Test and trace could be one of the things that could be ramped up during a circuit-breaker as the number of coronavirus cases fell.

“At the moment, we’re very close to capacity on what test and trace can do so if there’s more capacity in the system, there’s more potential for pushing things down, and it’s easier to investigate little outbreaks that occur,” he said.

“If we end up with too many cases, then PHE (Public Health England) is going to be overwhelmed by the number of outbreaks that will occur.

“So being at low levels means you have the opportunity to keep sort of stamping on any little outbreak that you see.”

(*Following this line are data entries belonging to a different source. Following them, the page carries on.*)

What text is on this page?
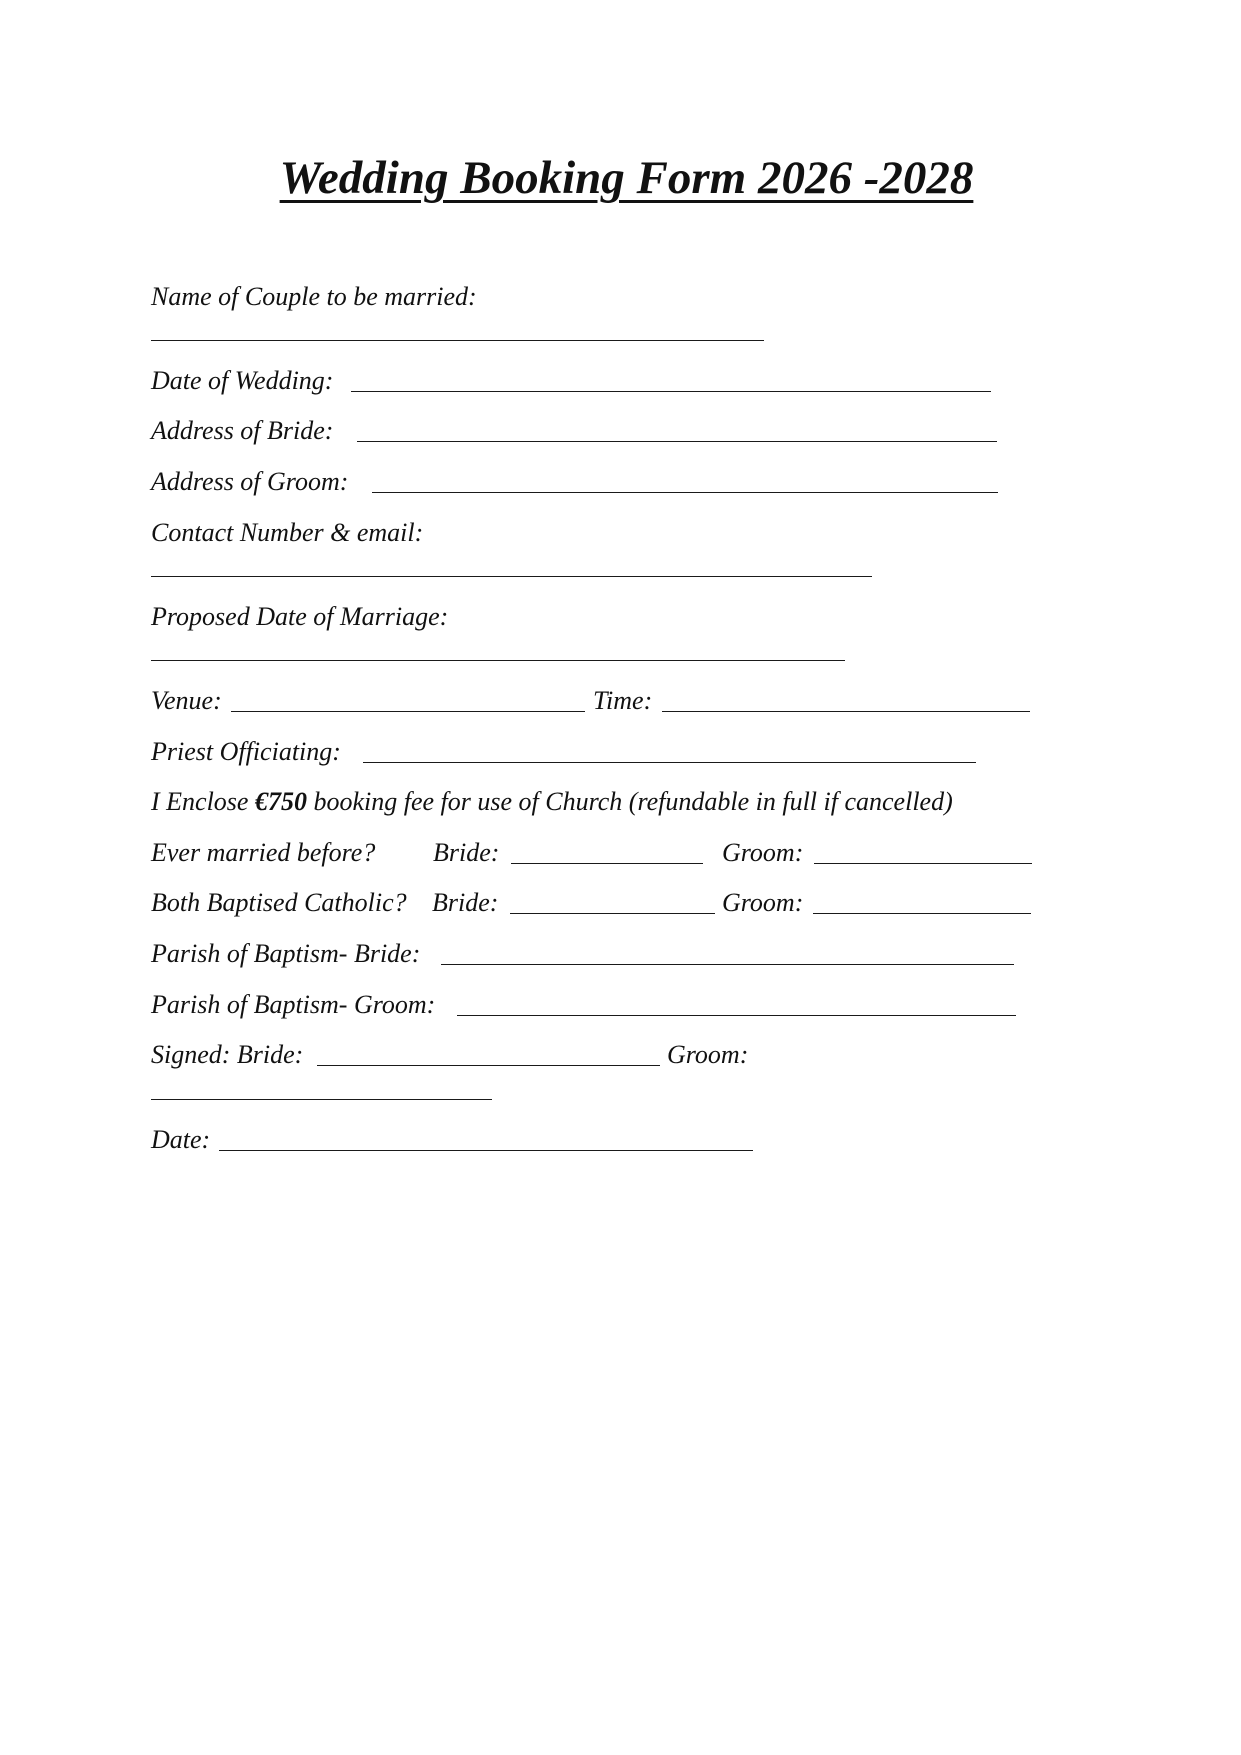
Wedding Booking Form 2026 -2028
Name of Couple to be married:
Date of Wedding:
Address of Bride:
Address of Groom:
Contact Number & email:
Proposed Date of Marriage:
Venue:	Time:
Priest Officiating:
I Enclose €750 booking fee for use of Church (refundable in full if cancelled)
Ever married before? Bride:	Groom:
Both Baptised Catholic? Bride:	Groom:
Parish of Baptism- Bride:
Parish of Baptism- Groom:
Signed: Bride:	Groom:
Date:
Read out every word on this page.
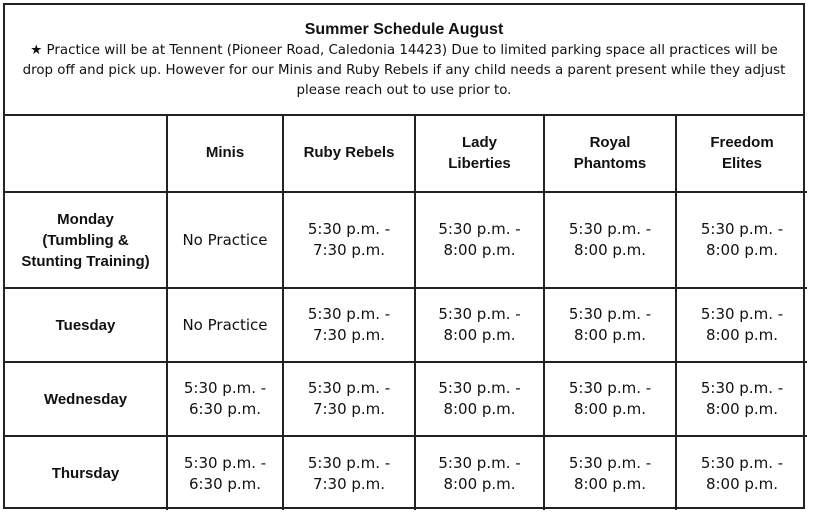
Summer Schedule August
★ Practice will be at Tennent (Pioneer Road, Caledonia 14423) Due to limited parking space all practices will be drop off and pick up. However for our Minis and Ruby Rebels if any child needs a parent present while they adjust please reach out to use prior to.

	Minis	Ruby Rebels	Lady
Liberties	Royal
Phantoms	Freedom
Elites

Monday
(Tumbling &
Stunting Training)	No Practice	5:30 p.m. -
7:30 p.m.	5:30 p.m. -
8:00 p.m.	5:30 p.m. -
8:00 p.m.	5:30 p.m. -
8:00 p.m.

Tuesday	No Practice	5:30 p.m. -
7:30 p.m.	5:30 p.m. -
8:00 p.m.	5:30 p.m. -
8:00 p.m.	5:30 p.m. -
8:00 p.m.

Wednesday	5:30 p.m. -
6:30 p.m.	5:30 p.m. -
7:30 p.m.	5:30 p.m. -
8:00 p.m.	5:30 p.m. -
8:00 p.m.	5:30 p.m. -
8:00 p.m.

Thursday	5:30 p.m. -
6:30 p.m.	5:30 p.m. -
7:30 p.m.	5:30 p.m. -
8:00 p.m.	5:30 p.m. -
8:00 p.m.	5:30 p.m. -
8:00 p.m.
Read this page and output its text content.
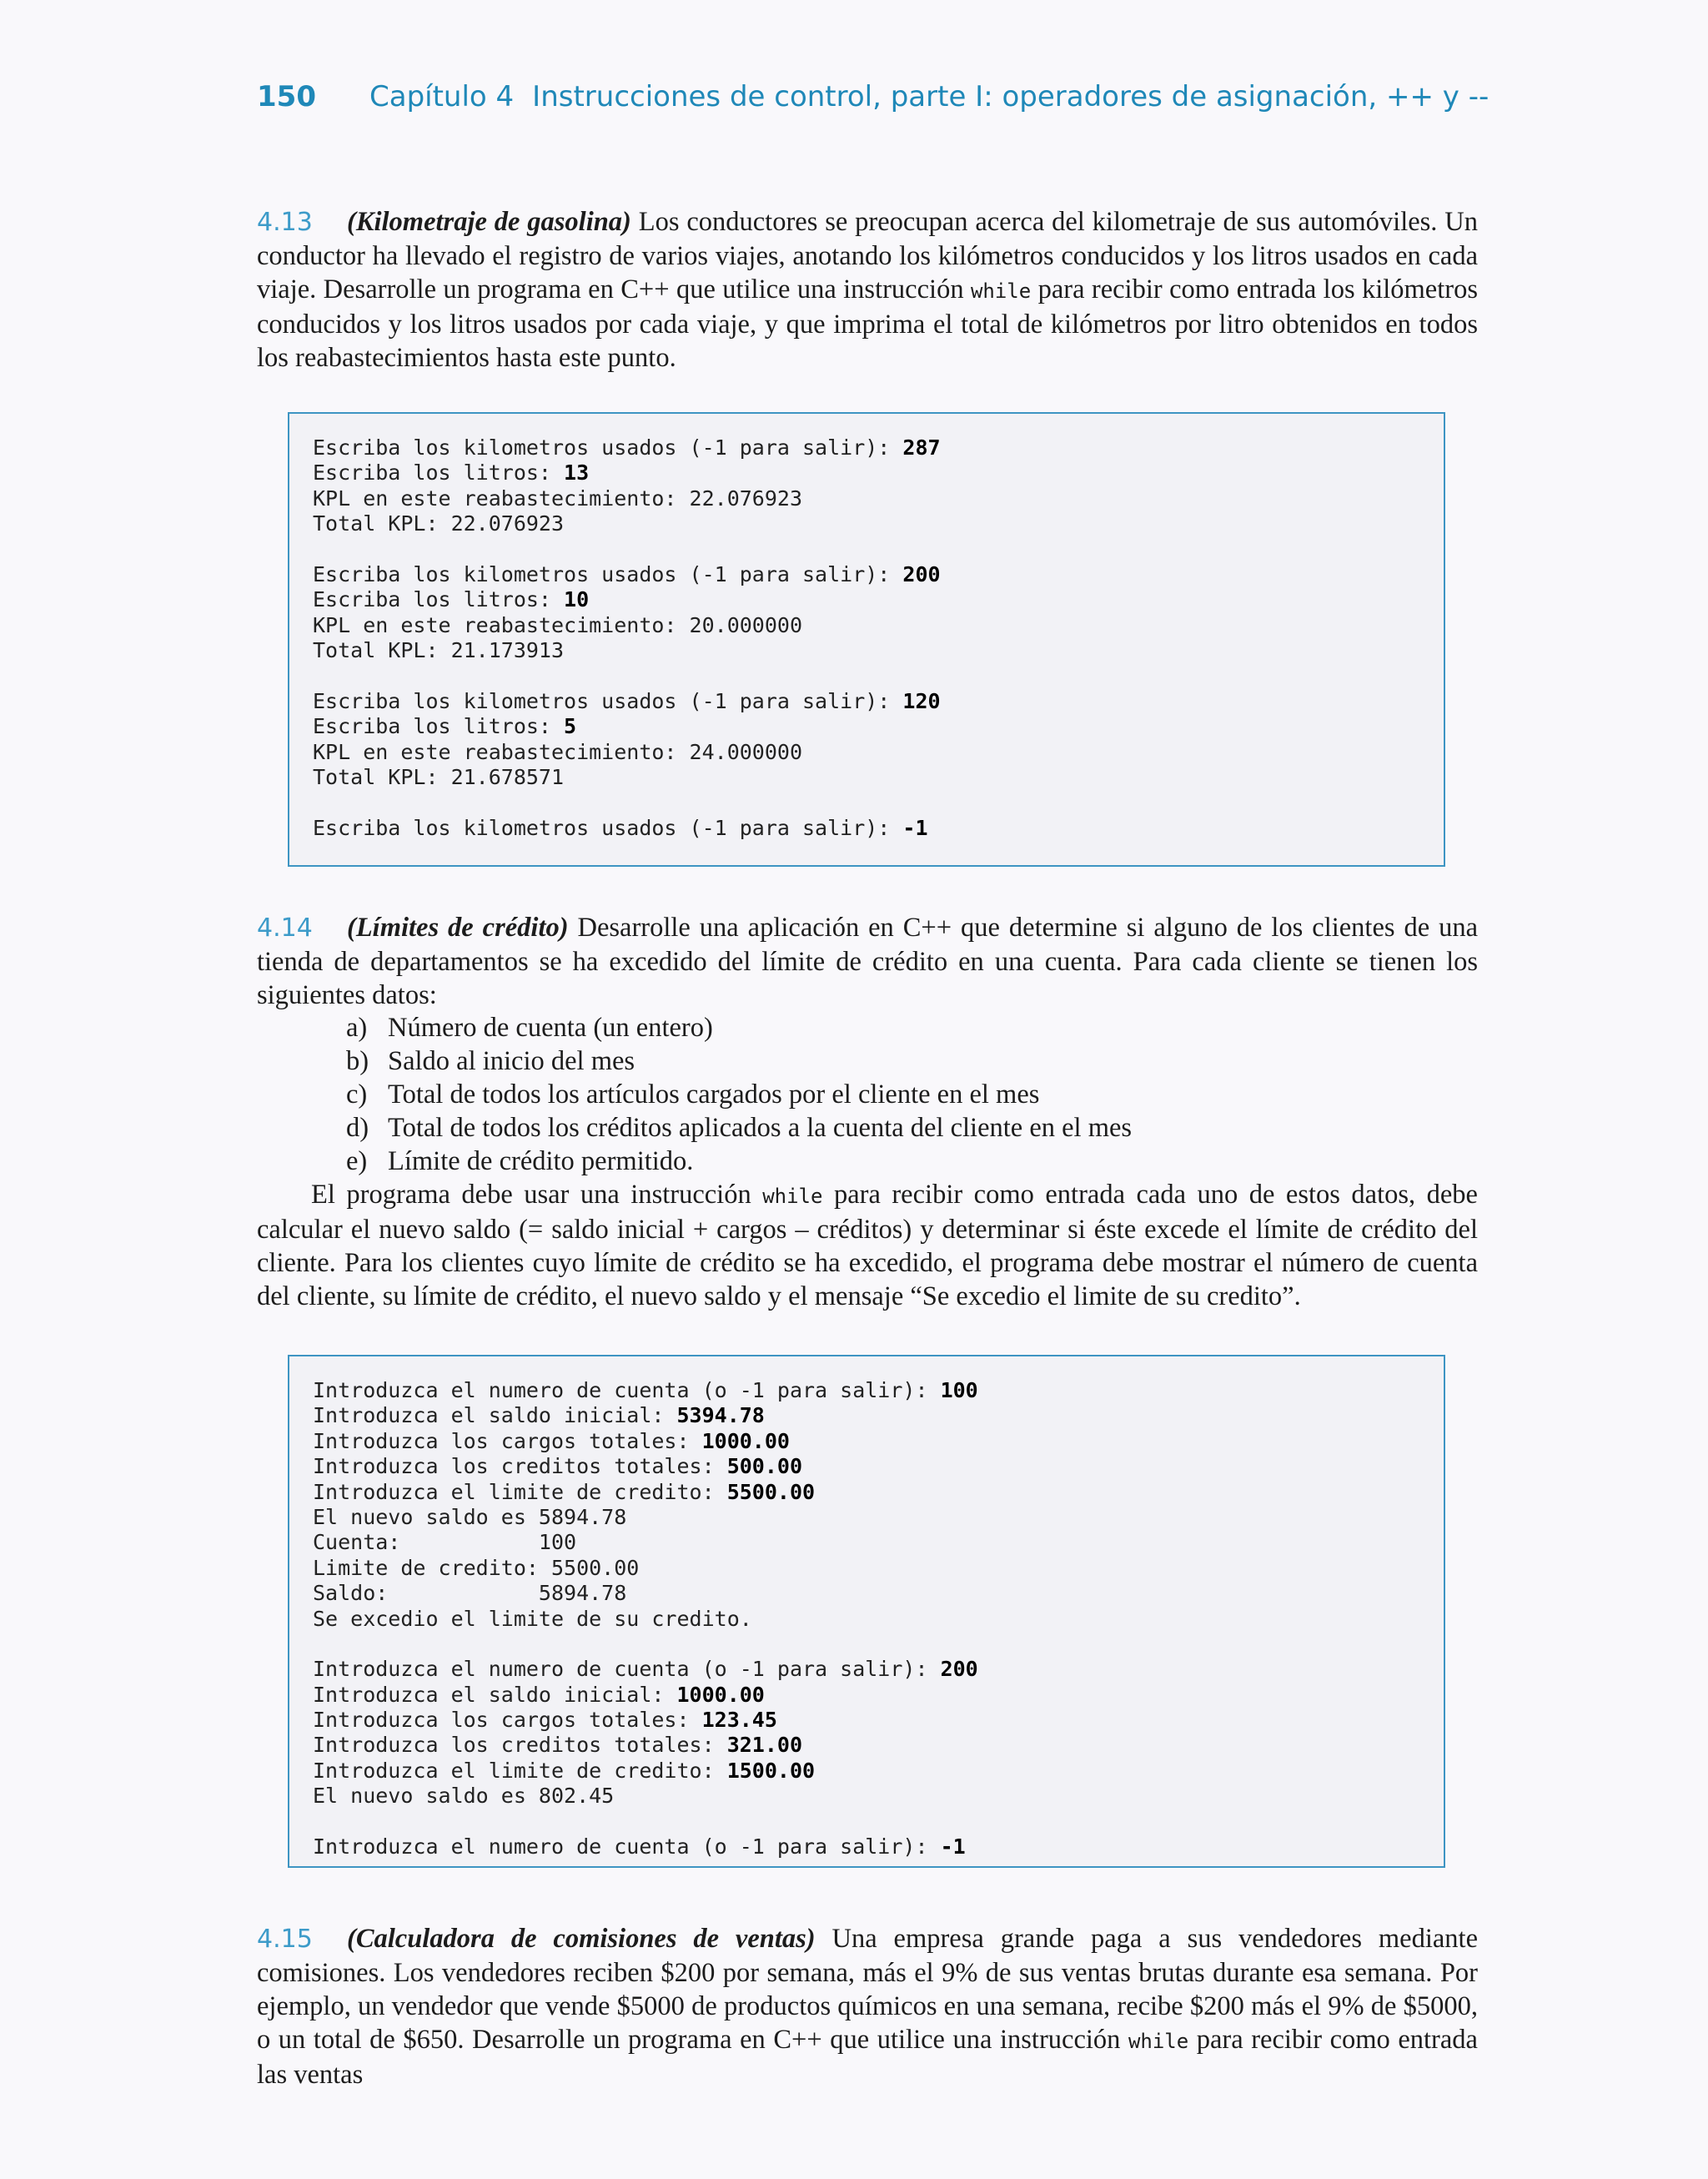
150 Capítulo 4 Instrucciones de control, parte I: operadores de asignación, ++ y --
4.13 (Kilometraje de gasolina) Los conductores se preocupan acerca del kilometraje de sus automóviles. Un conductor ha llevado el registro de varios viajes, anotando los kilómetros conducidos y los litros usados en cada viaje. Desarrolle un programa en C++ que utilice una instrucción while para recibir como entrada los kilómetros conducidos y los litros usados por cada viaje, y que imprima el total de kilómetros por litro obtenidos en todos los reabastecimientos hasta este punto.
Escriba los kilometros usados (-1 para salir): 287
Escriba los litros: 13
KPL en este reabastecimiento: 22.076923
Total KPL: 22.076923
Escriba los kilometros usados (-1 para salir): 200
Escriba los litros: 10
KPL en este reabastecimiento: 20.000000
Total KPL: 21.173913
Escriba los kilometros usados (-1 para salir): 120
Escriba los litros: 5
KPL en este reabastecimiento: 24.000000
Total KPL: 21.678571
Escriba los kilometros usados (-1 para salir): -1
4.14 (Límites de crédito) Desarrolle una aplicación en C++ que determine si alguno de los clientes de una tienda de departamentos se ha excedido del límite de crédito en una cuenta. Para cada cliente se tienen los siguientes datos:
a) Número de cuenta (un entero)
b) Saldo al inicio del mes
c) Total de todos los artículos cargados por el cliente en el mes
d) Total de todos los créditos aplicados a la cuenta del cliente en el mes
e) Límite de crédito permitido.
El programa debe usar una instrucción while para recibir como entrada cada uno de estos datos, debe calcular el nuevo saldo (= saldo inicial + cargos – créditos) y determinar si éste excede el límite de crédito del cliente. Para los clientes cuyo límite de crédito se ha excedido, el programa debe mostrar el número de cuenta del cliente, su límite de crédito, el nuevo saldo y el mensaje “Se excedio el limite de su credito”.
Introduzca el numero de cuenta (o -1 para salir): 100
Introduzca el saldo inicial: 5394.78
Introduzca los cargos totales: 1000.00
Introduzca los creditos totales: 500.00
Introduzca el limite de credito: 5500.00
El nuevo saldo es 5894.78
Cuenta:           100
Limite de credito: 5500.00
Saldo:            5894.78
Se excedio el limite de su credito.
Introduzca el numero de cuenta (o -1 para salir): 200
Introduzca el saldo inicial: 1000.00
Introduzca los cargos totales: 123.45
Introduzca los creditos totales: 321.00
Introduzca el limite de credito: 1500.00
El nuevo saldo es 802.45
Introduzca el numero de cuenta (o -1 para salir): -1
4.15 (Calculadora de comisiones de ventas) Una empresa grande paga a sus vendedores mediante comisiones. Los vendedores reciben $200 por semana, más el 9% de sus ventas brutas durante esa semana. Por ejemplo, un vendedor que vende $5000 de productos químicos en una semana, recibe $200 más el 9% de $5000, o un total de $650. Desarrolle un programa en C++ que utilice una instrucción while para recibir como entrada las ventas
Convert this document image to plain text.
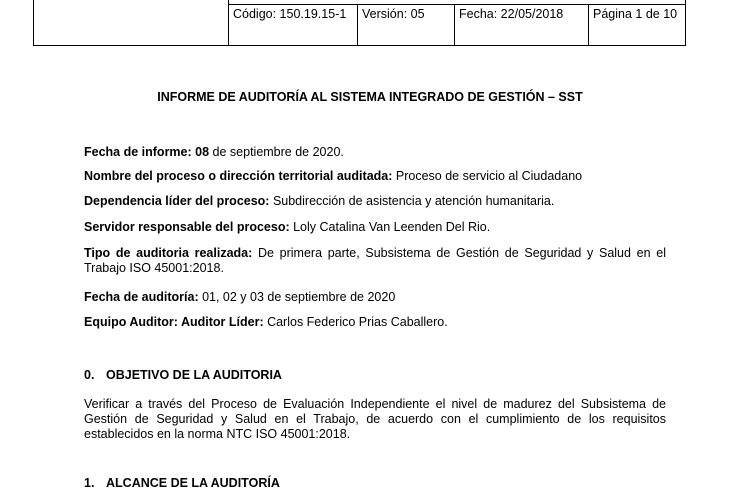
Código: 150.19.15-1	Versión: 05	Fecha: 22/05/2018	Página 1 de 10
INFORME DE AUDITORÍA AL SISTEMA INTEGRADO DE GESTIÓN – SST
Fecha de informe: 08 de septiembre de 2020.
Nombre del proceso o dirección territorial auditada: Proceso de servicio al Ciudadano
Dependencia líder del proceso: Subdirección de asistencia y atención humanitaria.
Servidor responsable del proceso: Loly Catalina Van Leenden Del Rio.
Tipo de auditoria realizada: De primera parte, Subsistema de Gestión de Seguridad y Salud en el Trabajo ISO 45001:2018.
Fecha de auditoría: 01, 02 y 03 de septiembre de 2020
Equipo Auditor: Auditor Líder: Carlos Federico Prias Caballero.
0. OBJETIVO DE LA AUDITORIA
Verificar a través del Proceso de Evaluación Independiente el nivel de madurez del Subsistema de Gestión de Seguridad y Salud en el Trabajo, de acuerdo con el cumplimiento de los requisitos establecidos en la norma NTC ISO 45001:2018.
1. ALCANCE DE LA AUDITORÍA
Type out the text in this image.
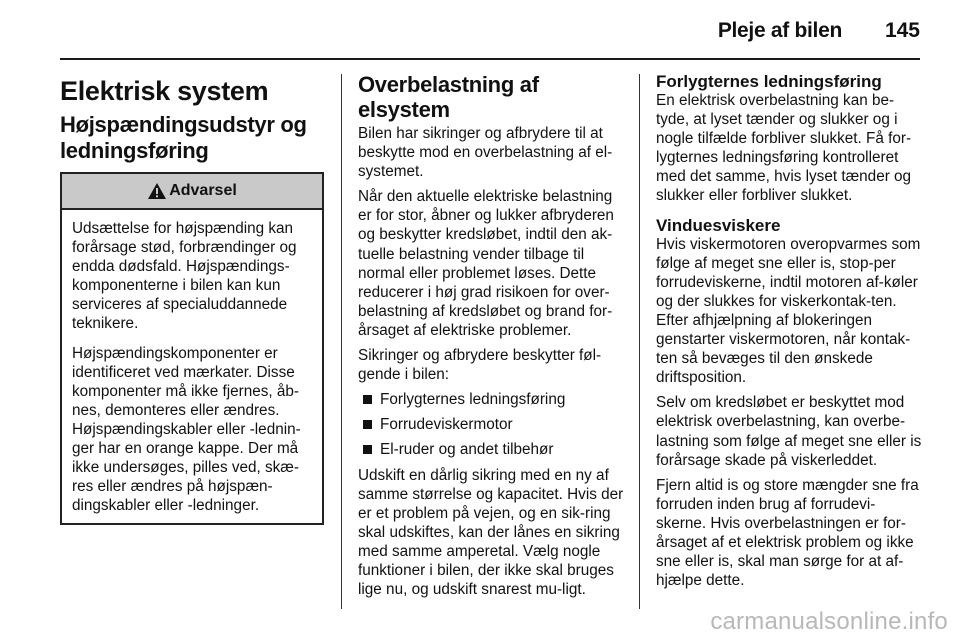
Pleje af bilen 145
Elektrisk system
Højspændingsudstyr og ledningsføring
Advarsel

Udsættelse for højspænding kan forårsage stød, forbrændinger og endda dødsfald. Højspændings-komponenterne i bilen kan kun serviceres af specialuddannede teknikere.

Højspændingskomponenter er identificeret ved mærkater. Disse komponenter må ikke fjernes, åb-nes, demonteres eller ændres. Højspændingskabler eller -lednin-ger har en orange kappe. Der må ikke undersøges, pilles ved, skæ-res eller ændres på højspæn-dingskabler eller -ledninger.

Overbelastning af elsystem

Bilen har sikringer og afbrydere til at beskytte mod en overbelastning af el-systemet.

Når den aktuelle elektriske belastning er for stor, åbner og lukker afbryderen og beskytter kredsløbet, indtil den ak-tuelle belastning vender tilbage til normal eller problemet løses. Dette reducerer i høj grad risikoen for over-belastning af kredsløbet og brand for-årsaget af elektriske problemer.

Sikringer og afbrydere beskytter føl-gende i bilen:

Forlygternes ledningsføring
Forrudeviskermotor
El-ruder og andet tilbehør

Udskift en dårlig sikring med en ny af samme størrelse og kapacitet. Hvis der er et problem på vejen, og en sik-ring skal udskiftes, kan der lånes en sikring med samme amperetal. Vælg nogle funktioner i bilen, der ikke skal bruges lige nu, og udskift snarest mu-ligt.

Forlygternes ledningsføring

En elektrisk overbelastning kan be-tyde, at lyset tænder og slukker og i nogle tilfælde forbliver slukket. Få for-lygternes ledningsføring kontrolleret med det samme, hvis lyset tænder og slukker eller forbliver slukket.

Vinduesviskere

Hvis viskermotoren overopvarmes som følge af meget sne eller is, stop-per forrudeviskerne, indtil motoren af-køler og der slukkes for viskerkontak-ten. Efter afhjælpning af blokeringen genstarter viskermotoren, når kontak-ten så bevæges til den ønskede driftsposition.

Selv om kredsløbet er beskyttet mod elektrisk overbelastning, kan overbe-lastning som følge af meget sne eller is forårsage skade på viskerleddet.

Fjern altid is og store mængder sne fra forruden inden brug af forrudevi-skerne. Hvis overbelastningen er for-årsaget af et elektrisk problem og ikke sne eller is, skal man sørge for at af-hjælpe dette.

carmanualsonline.info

Prof Keeling said he was “concerned about the current tiers”, adding that a circuit-breaker may be needed “just to sort of ramp everything down, give us breathing space and also sort of allow us to start really controlling the outbreaks as they’re occurring”.

He said public support would be needed, adding that “controls are only as good as what actually materialises in the real world”.

He added: “We might not want to go to sort of April-type behaviour of locking everything down but we may want to sort of rein back on certain measures and it may just be that, if we did that, we could lower the cases enough that we can then start planning for better and wider controls.”

However, he said the “stronger you can go in and control it for two weeks, the better the impact, the bigger reduction you can get.”

In a briefing to reporters later, Prof Medley said of a circuit-breaker: “Coinciding it with schools closing is important and we have three major holidays, three half-terms and they are possible options.

“The key is to do it when you don’t have to.”

He said a circuit-breaker can help the UK control the “national narrative” around the pandemic, saying: “Are we going to bump from epidemic to epidemic, from enforced lockdown to enforced lockdown?

“Or are we going to say what we did was went into short periods of strict lockdown in order to keep the prevalence low and that’s how we got through it?”

But he suggested it may already be too late to introduce planned circuit-breakers based on current levels of transmission.

Prof Keeling said regular circuit-breaker lockdowns might be necessary as we learn to live with Covid-19, adding: “But if we can plan them sufficiently well in advance we can hopefully mitigate the worst impact they will have.”